Absorption plays a critical role, reducing photon intensity as light penetrates deeper into the simulated medium. The structured variation in light intensity ensures that AI models can be trained to predict tissue properties from scattering patterns.
📖 How to Interpret and Use This Dataset Each image represents a Monte Carlo photon transport simulation, where photons undergo multiple scattering and absorption events. The brightness of each pixel corresponds to photon concentration, with brighter areas indicating regions of higher intensity.
Researchers can analyze images by filtering them based on optical properties, such as wavelength or scattering coefficient. AI models can use the dataset for training in tissue classification and reconstruction of subsurface structures. The dataset is also valuable for validating Monte Carlo-based light transport models by comparing the generated images to experimental optical imaging data.

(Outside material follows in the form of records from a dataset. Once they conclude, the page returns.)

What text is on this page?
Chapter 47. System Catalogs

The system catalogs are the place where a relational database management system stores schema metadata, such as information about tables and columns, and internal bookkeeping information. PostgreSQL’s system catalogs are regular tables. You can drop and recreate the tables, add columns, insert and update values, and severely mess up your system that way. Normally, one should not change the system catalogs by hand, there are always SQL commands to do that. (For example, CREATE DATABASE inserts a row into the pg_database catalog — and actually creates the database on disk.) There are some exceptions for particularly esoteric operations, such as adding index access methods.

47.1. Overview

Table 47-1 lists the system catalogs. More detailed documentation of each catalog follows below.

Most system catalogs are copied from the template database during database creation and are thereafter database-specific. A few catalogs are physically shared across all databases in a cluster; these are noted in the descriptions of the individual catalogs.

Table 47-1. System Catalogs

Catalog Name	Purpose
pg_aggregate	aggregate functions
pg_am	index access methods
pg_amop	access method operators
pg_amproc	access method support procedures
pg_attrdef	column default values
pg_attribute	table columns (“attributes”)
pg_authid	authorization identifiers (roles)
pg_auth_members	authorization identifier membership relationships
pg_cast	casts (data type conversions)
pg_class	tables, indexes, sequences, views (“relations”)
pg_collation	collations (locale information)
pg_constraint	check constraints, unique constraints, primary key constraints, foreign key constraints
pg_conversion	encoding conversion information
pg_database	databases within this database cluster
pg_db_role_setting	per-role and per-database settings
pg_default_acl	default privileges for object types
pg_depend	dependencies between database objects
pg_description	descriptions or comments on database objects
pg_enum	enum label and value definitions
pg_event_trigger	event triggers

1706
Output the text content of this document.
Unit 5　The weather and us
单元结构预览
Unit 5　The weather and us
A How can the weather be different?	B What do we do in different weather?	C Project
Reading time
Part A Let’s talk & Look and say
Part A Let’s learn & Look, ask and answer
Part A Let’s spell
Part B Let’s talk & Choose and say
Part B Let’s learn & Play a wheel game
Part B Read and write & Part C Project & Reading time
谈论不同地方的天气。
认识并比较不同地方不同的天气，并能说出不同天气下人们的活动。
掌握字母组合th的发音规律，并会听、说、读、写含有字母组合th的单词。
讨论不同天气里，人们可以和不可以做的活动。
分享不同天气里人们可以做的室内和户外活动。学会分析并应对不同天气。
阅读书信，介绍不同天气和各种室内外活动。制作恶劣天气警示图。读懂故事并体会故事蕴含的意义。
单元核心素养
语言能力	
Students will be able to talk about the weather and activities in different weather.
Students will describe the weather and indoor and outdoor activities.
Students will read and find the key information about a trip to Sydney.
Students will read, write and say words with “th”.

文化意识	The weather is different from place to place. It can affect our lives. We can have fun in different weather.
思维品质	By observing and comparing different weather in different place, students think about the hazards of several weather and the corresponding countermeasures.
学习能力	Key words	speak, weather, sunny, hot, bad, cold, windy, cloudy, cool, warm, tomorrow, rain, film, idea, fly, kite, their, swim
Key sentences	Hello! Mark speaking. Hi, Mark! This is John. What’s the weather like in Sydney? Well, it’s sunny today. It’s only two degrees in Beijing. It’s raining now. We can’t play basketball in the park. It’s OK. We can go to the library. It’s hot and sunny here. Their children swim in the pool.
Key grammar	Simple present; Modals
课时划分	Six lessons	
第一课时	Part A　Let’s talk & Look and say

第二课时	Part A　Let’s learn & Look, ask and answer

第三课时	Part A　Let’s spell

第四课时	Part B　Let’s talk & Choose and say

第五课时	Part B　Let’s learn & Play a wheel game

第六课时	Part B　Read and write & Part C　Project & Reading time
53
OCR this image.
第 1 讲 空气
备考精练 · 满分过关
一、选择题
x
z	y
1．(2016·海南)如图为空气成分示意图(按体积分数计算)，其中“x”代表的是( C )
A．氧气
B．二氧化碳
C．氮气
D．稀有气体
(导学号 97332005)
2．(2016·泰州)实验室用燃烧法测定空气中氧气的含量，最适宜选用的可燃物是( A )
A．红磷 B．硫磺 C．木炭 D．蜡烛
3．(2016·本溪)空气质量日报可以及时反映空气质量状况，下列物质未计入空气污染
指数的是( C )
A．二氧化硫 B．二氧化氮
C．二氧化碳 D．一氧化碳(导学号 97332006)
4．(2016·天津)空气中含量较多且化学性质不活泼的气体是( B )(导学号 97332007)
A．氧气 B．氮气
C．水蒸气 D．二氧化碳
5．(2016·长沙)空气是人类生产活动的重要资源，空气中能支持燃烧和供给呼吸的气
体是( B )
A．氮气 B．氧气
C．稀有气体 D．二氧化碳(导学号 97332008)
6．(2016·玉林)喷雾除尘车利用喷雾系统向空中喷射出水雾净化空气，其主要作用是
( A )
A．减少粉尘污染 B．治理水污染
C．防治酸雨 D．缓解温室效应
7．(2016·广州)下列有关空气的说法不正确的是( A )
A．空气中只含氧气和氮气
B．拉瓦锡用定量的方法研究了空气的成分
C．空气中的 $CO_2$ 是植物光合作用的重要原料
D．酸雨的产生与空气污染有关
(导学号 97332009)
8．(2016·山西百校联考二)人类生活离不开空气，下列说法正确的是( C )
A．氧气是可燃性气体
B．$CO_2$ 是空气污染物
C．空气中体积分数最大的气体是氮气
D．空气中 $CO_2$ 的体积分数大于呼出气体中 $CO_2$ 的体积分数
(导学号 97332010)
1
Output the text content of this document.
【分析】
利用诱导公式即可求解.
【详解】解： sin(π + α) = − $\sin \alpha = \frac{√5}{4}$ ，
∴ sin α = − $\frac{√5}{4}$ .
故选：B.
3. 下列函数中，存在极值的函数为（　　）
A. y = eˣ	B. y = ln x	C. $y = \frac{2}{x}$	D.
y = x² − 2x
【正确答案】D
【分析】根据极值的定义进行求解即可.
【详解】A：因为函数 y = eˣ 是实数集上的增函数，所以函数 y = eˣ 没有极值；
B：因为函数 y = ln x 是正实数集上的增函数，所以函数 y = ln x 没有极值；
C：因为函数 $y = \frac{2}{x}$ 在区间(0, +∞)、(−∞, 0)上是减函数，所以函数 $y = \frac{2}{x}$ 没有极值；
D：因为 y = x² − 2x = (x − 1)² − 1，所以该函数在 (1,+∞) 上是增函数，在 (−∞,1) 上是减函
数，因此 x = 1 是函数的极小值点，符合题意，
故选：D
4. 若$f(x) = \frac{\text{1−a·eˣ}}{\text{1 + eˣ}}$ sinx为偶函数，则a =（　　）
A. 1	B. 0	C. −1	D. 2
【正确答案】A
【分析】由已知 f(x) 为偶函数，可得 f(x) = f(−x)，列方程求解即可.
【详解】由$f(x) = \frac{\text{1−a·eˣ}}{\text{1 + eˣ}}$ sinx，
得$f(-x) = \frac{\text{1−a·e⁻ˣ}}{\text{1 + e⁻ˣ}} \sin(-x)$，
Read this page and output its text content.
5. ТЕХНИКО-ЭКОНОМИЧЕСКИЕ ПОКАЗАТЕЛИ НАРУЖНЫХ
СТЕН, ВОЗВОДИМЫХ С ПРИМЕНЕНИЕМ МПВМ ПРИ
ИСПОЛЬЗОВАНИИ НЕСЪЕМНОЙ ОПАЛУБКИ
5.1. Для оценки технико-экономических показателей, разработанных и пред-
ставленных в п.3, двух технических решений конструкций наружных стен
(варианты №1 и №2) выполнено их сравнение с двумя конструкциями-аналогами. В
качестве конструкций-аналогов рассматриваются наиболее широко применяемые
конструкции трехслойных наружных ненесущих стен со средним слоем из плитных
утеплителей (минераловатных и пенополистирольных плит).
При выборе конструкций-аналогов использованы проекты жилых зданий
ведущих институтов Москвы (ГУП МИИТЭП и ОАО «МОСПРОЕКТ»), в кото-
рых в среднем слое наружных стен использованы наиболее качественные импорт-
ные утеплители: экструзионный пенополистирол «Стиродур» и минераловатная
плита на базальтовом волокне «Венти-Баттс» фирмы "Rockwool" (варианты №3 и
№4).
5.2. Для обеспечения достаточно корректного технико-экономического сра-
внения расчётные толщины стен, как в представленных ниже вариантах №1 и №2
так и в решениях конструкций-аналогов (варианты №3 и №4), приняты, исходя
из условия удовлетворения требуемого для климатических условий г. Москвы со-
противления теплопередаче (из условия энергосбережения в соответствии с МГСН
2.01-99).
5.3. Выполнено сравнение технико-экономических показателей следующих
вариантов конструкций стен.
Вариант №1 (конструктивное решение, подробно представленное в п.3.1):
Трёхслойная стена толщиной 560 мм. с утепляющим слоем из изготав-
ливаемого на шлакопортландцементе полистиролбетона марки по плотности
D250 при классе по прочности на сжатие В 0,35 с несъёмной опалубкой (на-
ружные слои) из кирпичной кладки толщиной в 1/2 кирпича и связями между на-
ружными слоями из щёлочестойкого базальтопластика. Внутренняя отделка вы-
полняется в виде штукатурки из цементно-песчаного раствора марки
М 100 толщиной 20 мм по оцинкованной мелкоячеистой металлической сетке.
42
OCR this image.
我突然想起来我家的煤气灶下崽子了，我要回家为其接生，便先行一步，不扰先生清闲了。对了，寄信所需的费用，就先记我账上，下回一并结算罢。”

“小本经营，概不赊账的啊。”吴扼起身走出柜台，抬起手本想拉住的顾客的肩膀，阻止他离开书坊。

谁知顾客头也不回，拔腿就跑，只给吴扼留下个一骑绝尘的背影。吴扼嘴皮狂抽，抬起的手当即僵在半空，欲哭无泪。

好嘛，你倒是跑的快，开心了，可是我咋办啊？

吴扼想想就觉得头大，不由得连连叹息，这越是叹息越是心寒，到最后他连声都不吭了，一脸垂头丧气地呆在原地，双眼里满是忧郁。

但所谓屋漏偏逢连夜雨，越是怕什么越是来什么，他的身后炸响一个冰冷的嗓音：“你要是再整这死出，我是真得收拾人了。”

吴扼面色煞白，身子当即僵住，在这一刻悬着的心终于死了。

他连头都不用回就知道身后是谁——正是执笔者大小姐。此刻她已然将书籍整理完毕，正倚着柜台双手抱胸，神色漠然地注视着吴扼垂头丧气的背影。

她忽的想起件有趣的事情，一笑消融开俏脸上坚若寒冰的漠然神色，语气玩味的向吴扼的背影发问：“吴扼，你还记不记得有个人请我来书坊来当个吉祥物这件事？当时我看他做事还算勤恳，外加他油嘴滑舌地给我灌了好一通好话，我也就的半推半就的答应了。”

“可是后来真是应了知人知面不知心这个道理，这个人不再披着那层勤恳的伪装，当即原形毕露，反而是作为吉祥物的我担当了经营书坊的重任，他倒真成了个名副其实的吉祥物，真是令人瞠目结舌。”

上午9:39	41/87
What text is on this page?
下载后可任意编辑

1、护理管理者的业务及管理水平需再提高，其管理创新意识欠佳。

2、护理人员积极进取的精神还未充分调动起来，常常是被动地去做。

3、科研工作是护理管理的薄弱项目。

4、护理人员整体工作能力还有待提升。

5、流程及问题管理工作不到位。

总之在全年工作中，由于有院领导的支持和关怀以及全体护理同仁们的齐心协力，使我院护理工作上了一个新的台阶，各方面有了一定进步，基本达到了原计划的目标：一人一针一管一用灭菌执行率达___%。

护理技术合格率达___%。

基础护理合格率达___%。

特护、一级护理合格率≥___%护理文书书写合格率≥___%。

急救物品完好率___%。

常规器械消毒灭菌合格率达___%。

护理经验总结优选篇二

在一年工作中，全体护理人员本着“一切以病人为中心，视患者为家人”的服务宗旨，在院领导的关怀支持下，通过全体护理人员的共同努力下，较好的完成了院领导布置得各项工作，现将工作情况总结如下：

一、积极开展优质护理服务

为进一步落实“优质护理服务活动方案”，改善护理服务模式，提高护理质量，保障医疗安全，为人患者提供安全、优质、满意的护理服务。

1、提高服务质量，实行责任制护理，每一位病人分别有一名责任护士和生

📌 Applications and Use Cases This dataset is applicable to biomedical optics, AI-driven medical imaging, and laser-tissue interaction studies. It provides training data for AI models used in OCT and laser scanning microscopy. In physics and engineering, it supports the study of light transport in scattering media.
For AI research, the dataset enables training deep learning models to classify tissue structures based on scattering properties. It is also useful for developing AI algorithms that reconstruct subsurface tissue features from optical measurements.